The hours are being counted down until the long-awaited G-8 summit lands in Fermanagh, Northern Ireland. The last time we welcomed such a meeting to the United Kingdom’s shores in 2005 things were very different. Back then, in times of plenty, the G-8 felt more like a discussion of how to share all the wealth we had amassed. Eight years later, and with an almost complete change of guard in its leadership, a G-8 in times of austerity is a very different prospect. How much can we really expect our leaders to achieve that will have a real impact on the lives of the world’s most disadvantaged people? The mood seems less than optimistic at present.
Amid all the collective speculation about the G-8, the two global development-related themes that seem to be gaining momentum at present are food security and tax evasion. In the U.K. our leaders have — it seems — finally smelt the coffee, and the era where multinationals pay no tax while their independent local competitors are saddled with a monstrous bill appears to be reaching the end. If an age of increased tax revenues is about to start then I hope that the world’s governments will be able to make good use of the new resources they gather, investing them in fields that have the potential to improve the collective well-being of citizens.

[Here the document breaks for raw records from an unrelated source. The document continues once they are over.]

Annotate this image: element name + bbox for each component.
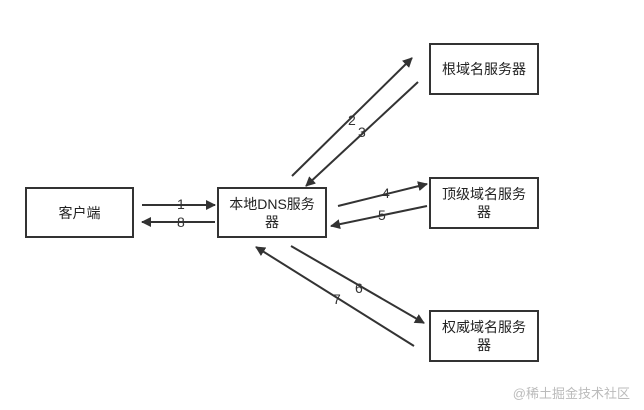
arrow-step-5 <box>330 205 428 230</box>
arrow-step-6 <box>290 245 425 324</box>
step-label-6: 6 <box>355 280 363 296</box>
arrow-step-7 <box>255 246 415 347</box>
arrow-step-4 <box>337 181 428 207</box>
step-label-5: 5 <box>378 207 386 223</box>
root-dns-node: 根域名服务器 <box>429 43 539 95</box>
step-label-1: 1 <box>177 196 185 212</box>
step-label-2: 2 <box>348 112 356 128</box>
local-dns-node: 本地DNS服务器 <box>217 187 327 238</box>
step-label-7: 7 <box>333 291 341 307</box>
authoritative-dns-node: 权威域名服务器 <box>429 310 539 362</box>
step-label-3: 3 <box>358 124 366 140</box>
tld-dns-node: 顶级域名服务器 <box>429 177 539 229</box>
step-label-4: 4 <box>382 185 390 201</box>
watermark-text: @稀土掘金技术社区 <box>512 386 630 401</box>
arrow-step-3 <box>305 81 419 187</box>
client-node: 客户端 <box>25 187 134 238</box>
arrow-step-2 <box>291 57 413 177</box>
step-label-8: 8 <box>177 214 185 230</box>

With some clever imagery the IF campaign should be commended for its ability to attract the attention of the media and produce a well-packaged and meaningful worthy cause for the public to support. But I hope that this will not detract from the attention that the lower profile and less well-supported areas of development receive. Areas that are just as vital for societies’ long-term well-being in developing countries, such as the rights of women to make an empowered decision about their family size based on their aspirations, their economic means, the public services that are available to them and all that they have learned in school.
Reproductive health and rights — and in particular family planning — are precisely the kind of smart investment that our leaders should be looking at making. For we need the world’s women to enjoy good reproductive health, falling pregnant only when they choose to do so and being able to find education and then decent employment if they want to. Unplanned pregnancies, and their unwanted — sometimes deadly or debilitating — consequences are in nobody’s interests. And preventing them costs far far less than treating them.
Last month I gathered parliamentarians who share this vision from around the world in London, and we agreed that our leaders — from G-8, G-20 and partner countries — must recognize the transformational and cost-effective nature of family planning. Research has shown that each pound spent to increase the current levels of contraceptive coverage would save 40 percent of maternal and newborn healthcare costs. Family planning can therefore provide the solution we need for the task we have at hand in the testing economic circumstances we are working under. We called for “a decade of family planning” in development to follow whatever replaces the Millennium Development Goals and the ICPD Program of Action.
And now, as the G-8 head to Fermanagh, my call goes one step further. At our meeting in London we heard from the architect of the London Family Planning Summit, Andrew Mitchell MP. In July 2012, he and UK Prime Minister David Cameron directed the international community’s attention to this vital issue. I am proud to see that the U.K. is sticking to its commitment to reach its 0.7 percent of GNI target for development assistance. The G-8 and the world as a whole needs this leadership to keep making progress for its poorest people, for in the words of Mitchell: “We must not balance our books on the backs of the world’s poorest.”